Artikel 106d Faillissementswet

De leden van de fractie van de VVD vragen hoe, ondanks het feit dat het wetsvoorstel in artikel 106b, vijfde lid, Fw de rechter de mogelijkheid geeft om ter verzekering van een bestuursverbod een dwangsom op te leggen, in de praktijk kan worden gecontroleerd dat personen die het beleid bepalen desondanks toch (gaan) functioneren als feitelijke bestuurders.

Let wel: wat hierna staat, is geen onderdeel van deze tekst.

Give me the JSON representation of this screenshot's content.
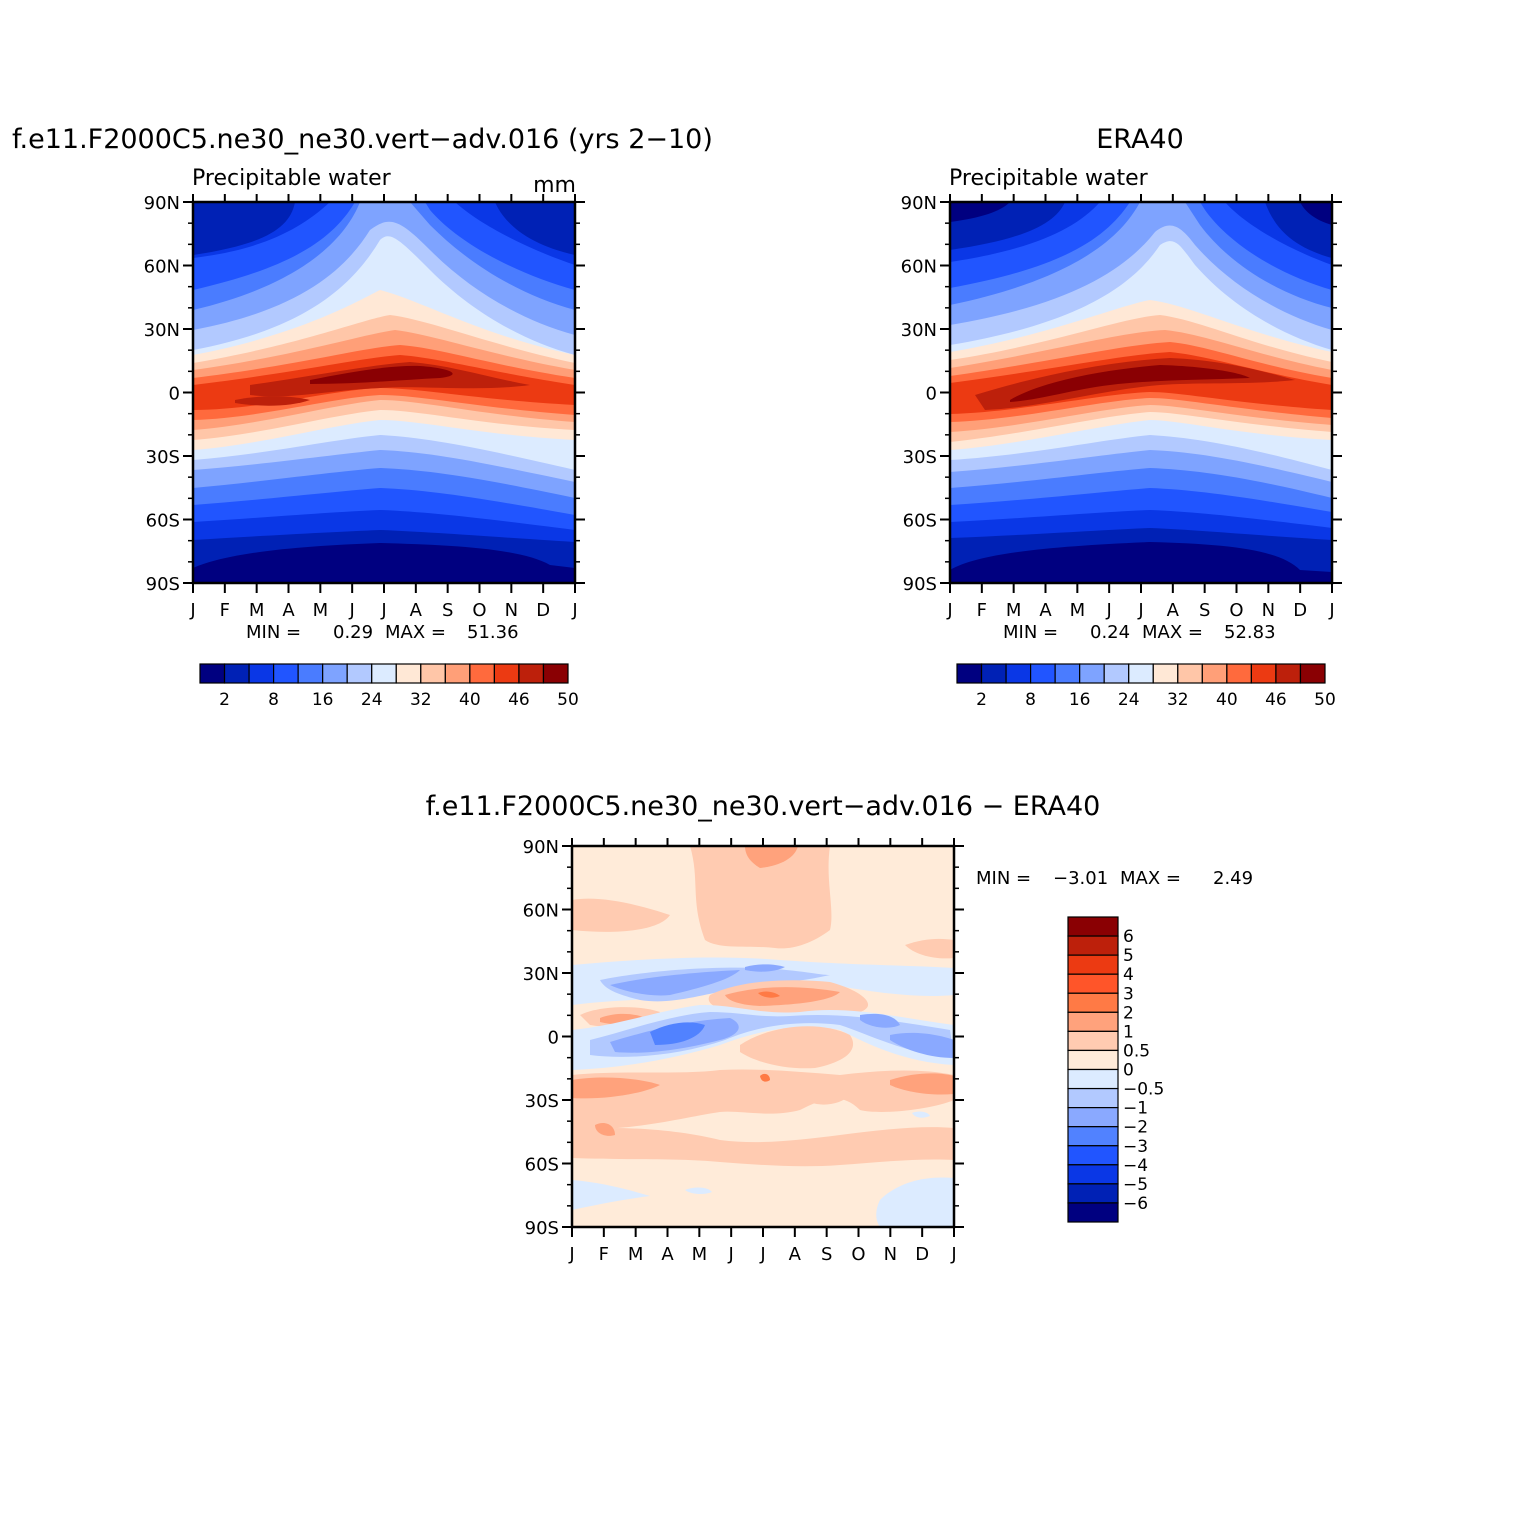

Art. 106d lid 1 Fw voorziet in een gelijkstelling tussen statutair en feitelijk bestuurder, waardoor een bestuursverbod kan meebrengen dat iemand, naast statutair bestuurder, ook geen feitelijk bestuurder meer mag worden. Daarmee wordt bereikt, wat ook in de doctrine en consultatie is geopperd, namelijk dat moet worden voorkomen dat iemand met een bestuursverbod feitelijk leiding gaat geven aan een rechtspersoon. Naleving hiervan kan niet alleen worden afgedwongen door het opleggen van een dwangsom, maar ook via persoonlijke aansprakelijkheid van de betrokken feitelijk bestuurder (Kamerstukken II 2013/14, nr. 3, p. 29 e.v.). Terecht vragen de aan het woord zijnde leden hoe dit kan worden gecontroleerd. Dat hangt sterk af van de omstandigheden van het geval. Feitelijk bestuurderschap kent vele facetten en nuances. Het is daarom niet in z’n algemeenheid te zeggen of er al dan niet sprake is van een feitelijk beleidsbepaler. Daarom zijn in de schriftelijke stukken ter illustratie de nodige feiten en omstandigheden geschetst die daarbij een rol kunnen spelen, waarbij ook aandacht is besteed aan handelen krachtens volmacht, een adviseurschap en het aandeelhouderschap (vgl. ook Kamerstukken II 2014/15, nr. 6, p. 23/24). Niet zelden zullen de curator en het OM zijn aangewezen op signalen van derden, zoals (andere) aandeelhouders, handelspartners of (vroegere) schuldeisers. Bij de toepassing van art. 106d Fw zijn bewijsproblemen inderdaad niet ondenkbaar. Dat mag echter geen rechtvaardiging vormen om de mogelijkheid tot omzeiling van het bestuursverbod via de weg van het feitelijk bestuurderschap maar open te laten. Om die reden niet doen is geen optie.

De Minister van Veiligheid en Justitie, G.A. van der Steur


X Noot
1

Richtlijn nr. 2015/849 van het Europees Parlement en de Raad van 20 mei 2015, PBEU L 141/73.